状態異常回復魔法!くっ!状態異常回復魔法!何故だ!何故直らない!
そもそも私は状態異常に完全耐性があるはずだ。それが破られた?どうやって?そんなことは魔王の時もなかったはずだ。この700年で強力な妨害魔法が誕生したのか!?魔法の改造、合成は誰にでも出来る芸当じゃないぞ!誰がそんなこと・・・
ゴっ!!
そこで私は意識を手放した。
「おい、大丈夫か」
「悪かったなあ、おちびちゃん。何言っても訳のわからないことを言うばっかりだから、少し杖で殴って眠ってもらったのよ」
「サーレさん、普通に魔法で眠ってもらえばよかったんじゃないの?」
「いや、やろうとしたのよ?でも、どうやっても効かなくって」
「不思議なこともあるもんだぜ、まあ、落ち着いたなら、先に進もうぜ。共和国軍が俺たちを待ってる」
とりあえず道をいく。私はどうしてしまったんだろう。今、どうしても気分が上がらない。目から涙が出てくる。こんなことは、魔王の時はなかったのに。

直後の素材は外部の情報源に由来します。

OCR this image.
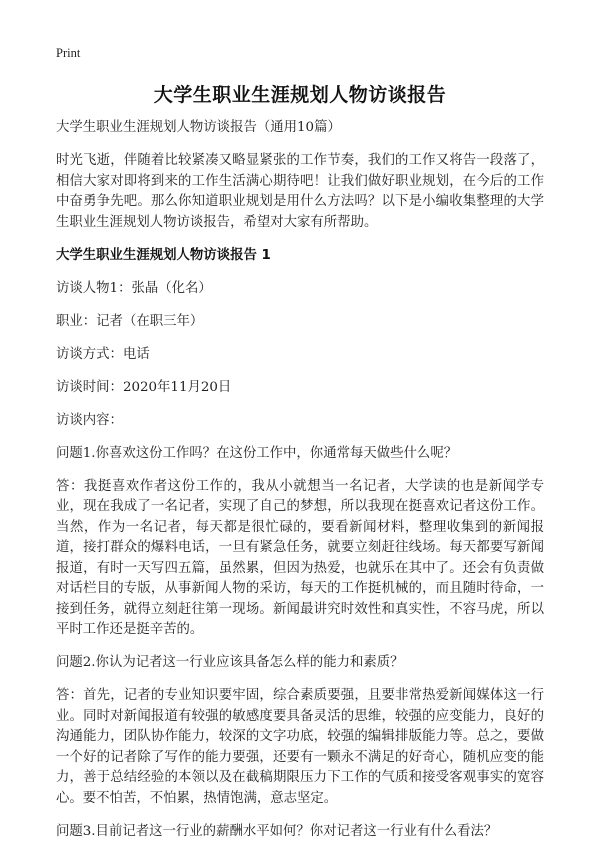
Print
大学生职业生涯规划人物访谈报告

大学生职业生涯规划人物访谈报告（通用10篇）

时光飞逝，伴随着比较紧凑又略显紧张的工作节奏，我们的工作又将告一段落了，相信大家对即将到来的工作生活满心期待吧！让我们做好职业规划，在今后的工作中奋勇争先吧。那么你知道职业规划是用什么方法吗？以下是小编收集整理的大学生职业生涯规划人物访谈报告，希望对大家有所帮助。

大学生职业生涯规划人物访谈报告 1

访谈人物1：张晶（化名）

职业：记者（在职三年）

访谈方式：电话

访谈时间：2020年11月20日

访谈内容：

问题1.你喜欢这份工作吗？在这份工作中，你通常每天做些什么呢？

答：我挺喜欢作者这份工作的，我从小就想当一名记者，大学读的也是新闻学专业，现在我成了一名记者，实现了自己的梦想，所以我现在挺喜欢记者这份工作。当然，作为一名记者，每天都是很忙碌的，要看新闻材料，整理收集到的新闻报道，接打群众的爆料电话，一旦有紧急任务，就要立刻赶往线场。每天都要写新闻报道，有时一天写四五篇，虽然累，但因为热爱，也就乐在其中了。还会有负责做对话栏目的专版，从事新闻人物的采访，每天的工作挺机械的，而且随时待命，一接到任务，就得立刻赶往第一现场。新闻最讲究时效性和真实性，不容马虎，所以平时工作还是挺辛苦的。

问题2.你认为记者这一行业应该具备怎么样的能力和素质？

答：首先，记者的专业知识要牢固，综合素质要强，且要非常热爱新闻媒体这一行业。同时对新闻报道有较强的敏感度要具备灵活的思维，较强的应变能力，良好的沟通能力，团队协作能力，较深的文字功底，较强的编辑排版能力等。总之，要做一个好的记者除了写作的能力要强，还要有一颗永不满足的好奇心，随机应变的能力，善于总结经验的本领以及在截稿期限压力下工作的气质和接受客观事实的宽容心。要不怕苦，不怕累，热情饱满，意志坚定。

问题3.目前记者这一行业的薪酬水平如何？你对记者这一行业有什么看法？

しばらくの間、マナミさんが歩きながら背中をさすってくれた。
「あなたは何も悪くないわ。そして、今はたくさん泣きなさい。死別の苦しみは、払拭する方が難しいもの」
違う。全部私が悪い。私が原因だ。私のせいで村が滅んだ。責められるべきなのは、私なのだ。
しばらくの後、私は徐々に冷静さを取り戻した。私はどうやら心も人間になっているようだ。魔王の時は仲間が死んでも別に何も感じなかった。しかし、今は違う。これが、人間の感情。なんとも複雑怪奇だ。そして、そこからなかなか抜け出せない。私は人間として生きていくことの覚悟が足りなかったのだ。正直、村には転移魔法で行き来出来るから、いつでも帰ってこれるとも思っていた。そもそも、村人を、両親を唯の人間とみていた。転生先にたまたまいた人間。そう思っていた。しかし、今回、人間として失ってからはっきりわかった。家族や仲間、それは尊い。そして、脆い。私が守らなければ。今私の仲間といえばこの四人だ。
私はこの先、仲間を全力で守る決意をした。